Çok mu uzaklarda kaldı her
oyundan yenilmiş çıkan, ağlayan çocukluğum. Kim bilir kime inat
fesleğenlere uzanıyorum, ellerimde kokusu.
Sebepsiz bir yol
ayrımındayız, sandalyenin arkalığına asılmış hırkan, bir birinden uzak
düşmüş terliklerinle vedalaşıyorum. Aklımda uzağına bir daha düşme
kaygısı, sana, isyan günlerinin kızıla boyanmış bayrakları ile sokağa
fırlamaya hazır çocukluğumu bırakıyorum.
Gölgesini gün
batımına yatırmış dağın yeşil karanlığında kalmış körfezin sularından
ağlarını toplayan balıkçılar, akşamın rakı masalarında kalan sözlerini
çoktan unutmuş dönüyorlar Midilli önlerinden.
Perdeleri
kapanmış kör bir pencere gibi susma zamanından geçiyorum sokaklarına
düştüğüm şehrin.

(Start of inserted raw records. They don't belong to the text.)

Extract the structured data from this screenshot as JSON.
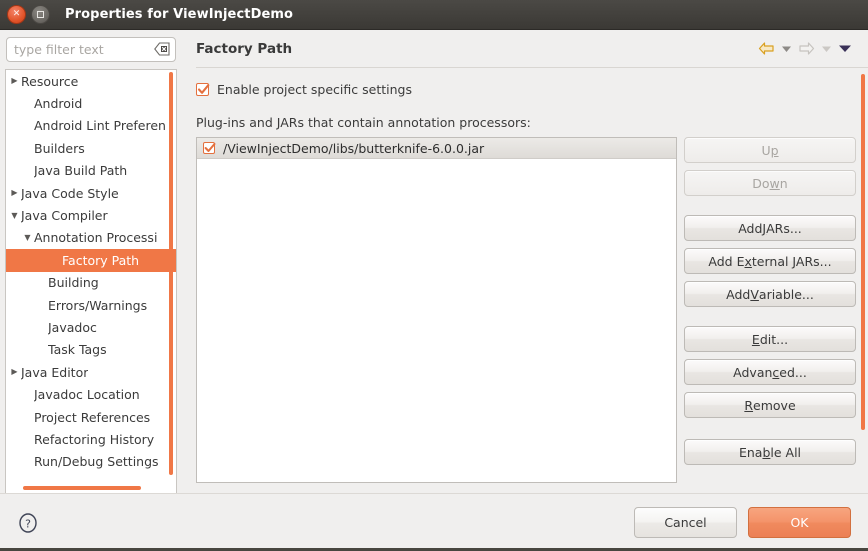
{
  "window": {
    "title": "Properties for ViewInjectDemo",
    "close_icon": "close-icon",
    "maximize_icon": "maximize-icon"
  },
  "sidebar": {
    "filter": {
      "value": "",
      "placeholder": "type filter text",
      "clear_icon": "clear-text-icon"
    },
    "items": [
      {
        "label": "Resource",
        "level": 0,
        "arrow": "collapsed",
        "selected": false
      },
      {
        "label": "Android",
        "level": 1,
        "arrow": "none",
        "selected": false
      },
      {
        "label": "Android Lint Preferen",
        "level": 1,
        "arrow": "none",
        "selected": false
      },
      {
        "label": "Builders",
        "level": 1,
        "arrow": "none",
        "selected": false
      },
      {
        "label": "Java Build Path",
        "level": 1,
        "arrow": "none",
        "selected": false
      },
      {
        "label": "Java Code Style",
        "level": 0,
        "arrow": "collapsed",
        "selected": false
      },
      {
        "label": "Java Compiler",
        "level": 0,
        "arrow": "expanded",
        "selected": false
      },
      {
        "label": "Annotation Processi",
        "level": 1,
        "arrow": "expanded",
        "selected": false
      },
      {
        "label": "Factory Path",
        "level": 3,
        "arrow": "none",
        "selected": true
      },
      {
        "label": "Building",
        "level": 2,
        "arrow": "none",
        "selected": false
      },
      {
        "label": "Errors/Warnings",
        "level": 2,
        "arrow": "none",
        "selected": false
      },
      {
        "label": "Javadoc",
        "level": 2,
        "arrow": "none",
        "selected": false
      },
      {
        "label": "Task Tags",
        "level": 2,
        "arrow": "none",
        "selected": false
      },
      {
        "label": "Java Editor",
        "level": 0,
        "arrow": "collapsed",
        "selected": false
      },
      {
        "label": "Javadoc Location",
        "level": 1,
        "arrow": "none",
        "selected": false
      },
      {
        "label": "Project References",
        "level": 1,
        "arrow": "none",
        "selected": false
      },
      {
        "label": "Refactoring History",
        "level": 1,
        "arrow": "none",
        "selected": false
      },
      {
        "label": "Run/Debug Settings",
        "level": 1,
        "arrow": "none",
        "selected": false
      }
    ]
  },
  "page": {
    "title": "Factory Path",
    "nav": {
      "back_icon": "back-arrow-icon",
      "back_menu_icon": "chevron-down-icon",
      "forward_icon": "forward-arrow-icon",
      "forward_menu_icon": "chevron-down-icon",
      "overflow_icon": "chevron-down-icon"
    },
    "enable_specific": {
      "label_before": "Enable pro",
      "label_mnemonic": "j",
      "label_after": "ect specific settings",
      "checked": true
    },
    "list_label": "Plug-ins and JARs that contain annotation processors:",
    "jars": [
      {
        "path": "/ViewInjectDemo/libs/butterknife-6.0.0.jar",
        "checked": true,
        "selected": true
      }
    ],
    "buttons": [
      {
        "before": "U",
        "mnemonic": "p",
        "after": "",
        "disabled": true,
        "gap": "none",
        "name": "up-button"
      },
      {
        "before": "Do",
        "mnemonic": "w",
        "after": "n",
        "disabled": true,
        "gap": "none",
        "name": "down-button"
      },
      {
        "before": "Add ",
        "mnemonic": "J",
        "after": "ARs...",
        "disabled": false,
        "gap": "gap",
        "name": "add-jars-button"
      },
      {
        "before": "Add E",
        "mnemonic": "x",
        "after": "ternal JARs...",
        "disabled": false,
        "gap": "none",
        "name": "add-external-jars-button"
      },
      {
        "before": "Add ",
        "mnemonic": "V",
        "after": "ariable...",
        "disabled": false,
        "gap": "none",
        "name": "add-variable-button"
      },
      {
        "before": "",
        "mnemonic": "E",
        "after": "dit...",
        "disabled": false,
        "gap": "gap",
        "name": "edit-button"
      },
      {
        "before": "Advan",
        "mnemonic": "c",
        "after": "ed...",
        "disabled": false,
        "gap": "none",
        "name": "advanced-button"
      },
      {
        "before": "",
        "mnemonic": "R",
        "after": "emove",
        "disabled": false,
        "gap": "none",
        "name": "remove-button"
      },
      {
        "before": "Ena",
        "mnemonic": "b",
        "after": "le All",
        "disabled": false,
        "gap": "gap2",
        "name": "enable-all-button"
      }
    ]
  },
  "footer": {
    "help_icon": "help-icon",
    "cancel_label": "Cancel",
    "ok_label": "OK"
  },
  "colors": {
    "accent": "#f07746",
    "selection": "#f07746",
    "primary_button": "#f08a5e",
    "titlebar": "#3b3935",
    "dialog_bg": "#f0efee"
  }
}
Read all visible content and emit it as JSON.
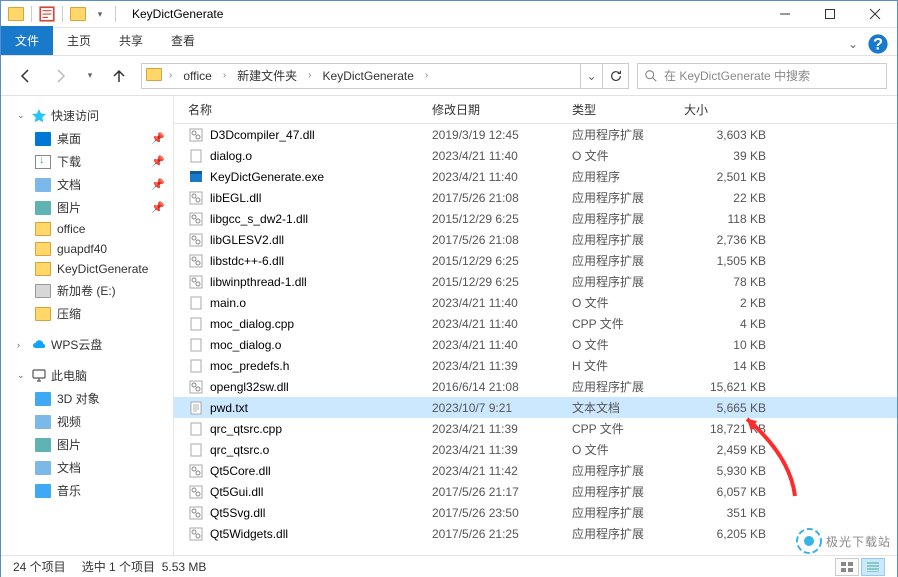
{
  "title": "KeyDictGenerate",
  "ribbon": {
    "file": "文件",
    "home": "主页",
    "share": "共享",
    "view": "查看"
  },
  "breadcrumb": {
    "seg1": "office",
    "seg2": "新建文件夹",
    "seg3": "KeyDictGenerate"
  },
  "search": {
    "placeholder": "在 KeyDictGenerate 中搜索"
  },
  "sidebar": {
    "quick": "快速访问",
    "quick_items": [
      {
        "label": "桌面",
        "ico": "ico-desktop",
        "pin": true
      },
      {
        "label": "下载",
        "ico": "ico-downloads",
        "pin": true
      },
      {
        "label": "文档",
        "ico": "ico-doc",
        "pin": true
      },
      {
        "label": "图片",
        "ico": "ico-pic",
        "pin": true
      },
      {
        "label": "office",
        "ico": "ico-folder",
        "pin": false
      },
      {
        "label": "guapdf40",
        "ico": "ico-folder",
        "pin": false
      },
      {
        "label": "KeyDictGenerate",
        "ico": "ico-folder",
        "pin": false
      },
      {
        "label": "新加卷 (E:)",
        "ico": "ico-drive",
        "pin": false
      },
      {
        "label": "压缩",
        "ico": "ico-folder",
        "pin": false
      }
    ],
    "wps": "WPS云盘",
    "pc": "此电脑",
    "pc_items": [
      {
        "label": "3D 对象",
        "ico": "ico-3d"
      },
      {
        "label": "视频",
        "ico": "ico-video"
      },
      {
        "label": "图片",
        "ico": "ico-pic"
      },
      {
        "label": "文档",
        "ico": "ico-doc"
      },
      {
        "label": "音乐",
        "ico": "ico-music"
      }
    ]
  },
  "cols": {
    "name": "名称",
    "date": "修改日期",
    "type": "类型",
    "size": "大小"
  },
  "files": [
    {
      "name": "D3Dcompiler_47.dll",
      "date": "2019/3/19 12:45",
      "type": "应用程序扩展",
      "size": "3,603 KB",
      "icon": "dll"
    },
    {
      "name": "dialog.o",
      "date": "2023/4/21 11:40",
      "type": "O 文件",
      "size": "39 KB",
      "icon": "file"
    },
    {
      "name": "KeyDictGenerate.exe",
      "date": "2023/4/21 11:40",
      "type": "应用程序",
      "size": "2,501 KB",
      "icon": "exe"
    },
    {
      "name": "libEGL.dll",
      "date": "2017/5/26 21:08",
      "type": "应用程序扩展",
      "size": "22 KB",
      "icon": "dll"
    },
    {
      "name": "libgcc_s_dw2-1.dll",
      "date": "2015/12/29 6:25",
      "type": "应用程序扩展",
      "size": "118 KB",
      "icon": "dll"
    },
    {
      "name": "libGLESV2.dll",
      "date": "2017/5/26 21:08",
      "type": "应用程序扩展",
      "size": "2,736 KB",
      "icon": "dll"
    },
    {
      "name": "libstdc++-6.dll",
      "date": "2015/12/29 6:25",
      "type": "应用程序扩展",
      "size": "1,505 KB",
      "icon": "dll"
    },
    {
      "name": "libwinpthread-1.dll",
      "date": "2015/12/29 6:25",
      "type": "应用程序扩展",
      "size": "78 KB",
      "icon": "dll"
    },
    {
      "name": "main.o",
      "date": "2023/4/21 11:40",
      "type": "O 文件",
      "size": "2 KB",
      "icon": "file"
    },
    {
      "name": "moc_dialog.cpp",
      "date": "2023/4/21 11:40",
      "type": "CPP 文件",
      "size": "4 KB",
      "icon": "file"
    },
    {
      "name": "moc_dialog.o",
      "date": "2023/4/21 11:40",
      "type": "O 文件",
      "size": "10 KB",
      "icon": "file"
    },
    {
      "name": "moc_predefs.h",
      "date": "2023/4/21 11:39",
      "type": "H 文件",
      "size": "14 KB",
      "icon": "file"
    },
    {
      "name": "opengl32sw.dll",
      "date": "2016/6/14 21:08",
      "type": "应用程序扩展",
      "size": "15,621 KB",
      "icon": "dll"
    },
    {
      "name": "pwd.txt",
      "date": "2023/10/7 9:21",
      "type": "文本文档",
      "size": "5,665 KB",
      "icon": "txt",
      "selected": true
    },
    {
      "name": "qrc_qtsrc.cpp",
      "date": "2023/4/21 11:39",
      "type": "CPP 文件",
      "size": "18,721 KB",
      "icon": "file"
    },
    {
      "name": "qrc_qtsrc.o",
      "date": "2023/4/21 11:39",
      "type": "O 文件",
      "size": "2,459 KB",
      "icon": "file"
    },
    {
      "name": "Qt5Core.dll",
      "date": "2023/4/21 11:42",
      "type": "应用程序扩展",
      "size": "5,930 KB",
      "icon": "dll"
    },
    {
      "name": "Qt5Gui.dll",
      "date": "2017/5/26 21:17",
      "type": "应用程序扩展",
      "size": "6,057 KB",
      "icon": "dll"
    },
    {
      "name": "Qt5Svg.dll",
      "date": "2017/5/26 23:50",
      "type": "应用程序扩展",
      "size": "351 KB",
      "icon": "dll"
    },
    {
      "name": "Qt5Widgets.dll",
      "date": "2017/5/26 21:25",
      "type": "应用程序扩展",
      "size": "6,205 KB",
      "icon": "dll"
    }
  ],
  "status": {
    "items": "24 个项目",
    "selected": "选中 1 个项目",
    "size": "5.53 MB"
  },
  "watermark": "极光下载站"
}
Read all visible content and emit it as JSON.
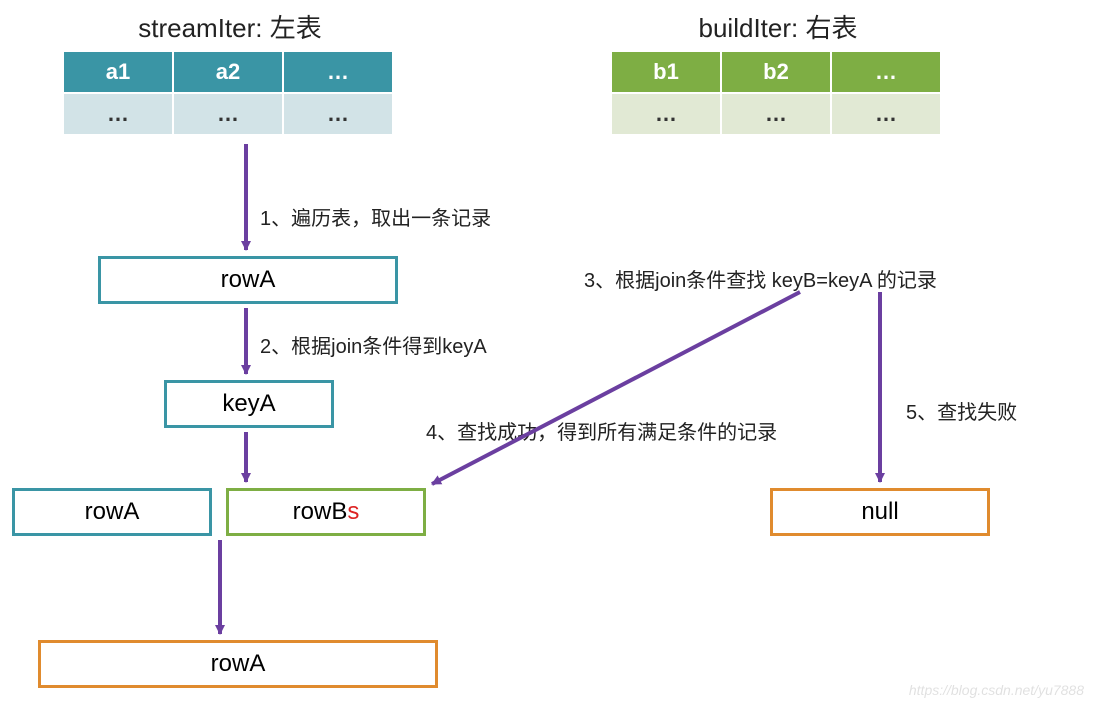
{
  "left": {
    "title": "streamIter: 左表",
    "headers": [
      "a1",
      "a2",
      "…"
    ],
    "row": [
      "…",
      "…",
      "…"
    ]
  },
  "right": {
    "title": "buildIter: 右表",
    "headers": [
      "b1",
      "b2",
      "…"
    ],
    "row": [
      "…",
      "…",
      "…"
    ]
  },
  "boxes": {
    "rowA1": "rowA",
    "keyA": "keyA",
    "rowA2": "rowA",
    "rowB_prefix": "rowB",
    "rowB_suffix": "s",
    "null": "null",
    "rowA3": "rowA"
  },
  "steps": {
    "s1": "1、遍历表，取出一条记录",
    "s2": "2、根据join条件得到keyA",
    "s3": "3、根据join条件查找 keyB=keyA 的记录",
    "s4": "4、查找成功，得到所有满足条件的记录",
    "s5": "5、查找失败"
  },
  "colors": {
    "arrow": "#6b3fa0",
    "teal": "#3a95a5",
    "green": "#7eae44",
    "orange": "#e08b2e"
  },
  "watermark": "https://blog.csdn.net/yu7888"
}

Zeytin yeşilinin kırıldığı yerdeyim ve susuyorum
öylece, karanlık denizlere düşmüş uzak limanların loş ışıkları gibi
solgun ve yalnız yüzüm avuçlarımda.
Kansız bir devrim öncesi
başı vurulmuş sol yanım çıkıyor karanlığımın arka sokağından bir
başına. Günlerdir böyle bir şey demeden, kurda kuşa küs, uzağına
düşmüş, bir deniz kenarında ellerim cebimde avare, martılarla konuşur
buluyorum kendimi.
"Merhaba" diyerek geride bıraktığım
balıkçılardan az ileride yeşil mavi denize karşı kırmızı banklar, banka
reklamları, oturanlar. Denize taş atan çocuklar, simit ve susam kokusu.
Zambak yeşili tutarken elimden, susan çığlıkların sessiz yankısı içimde
birikiyor.
Ne zaman gelsem kızıyorum kendime; martılara atmak
için bayatlamış ekmekleri yanımda getirmediğime. Denize yakın
banklardan birine doğru yürürken düşler ülkesinden geçiyorum, aklımda
dizlerimizde battaniye, seninle oturmuş denizi seyredeceğimiz o uzak
günü merak ediyorum.
Kim başlayacak söze, yüzünü avuçlamış kim
dinleyecek, nelerden söz edeceğiz diye düşünmüyorum. Belki sonsuz uzun
bir susmanın kollarına atacak bizi zaman. Ay karanlık bir gecede susan
gözlerin sürer mi izini gün batımı sessizliğinde gülüşünde eriyen
buzların.
Yorgun karıncalar ayaklarımızın dibinde ince bir yol
tutturup gidip gelirlerken, avucumda susan elini alıp benden, ekmek
kırıntılarını bırakacaksın ayaklarımızın dibine. Ben su vereceğim
karıncalara hoyrat rüzgarlar çıkmadan önce.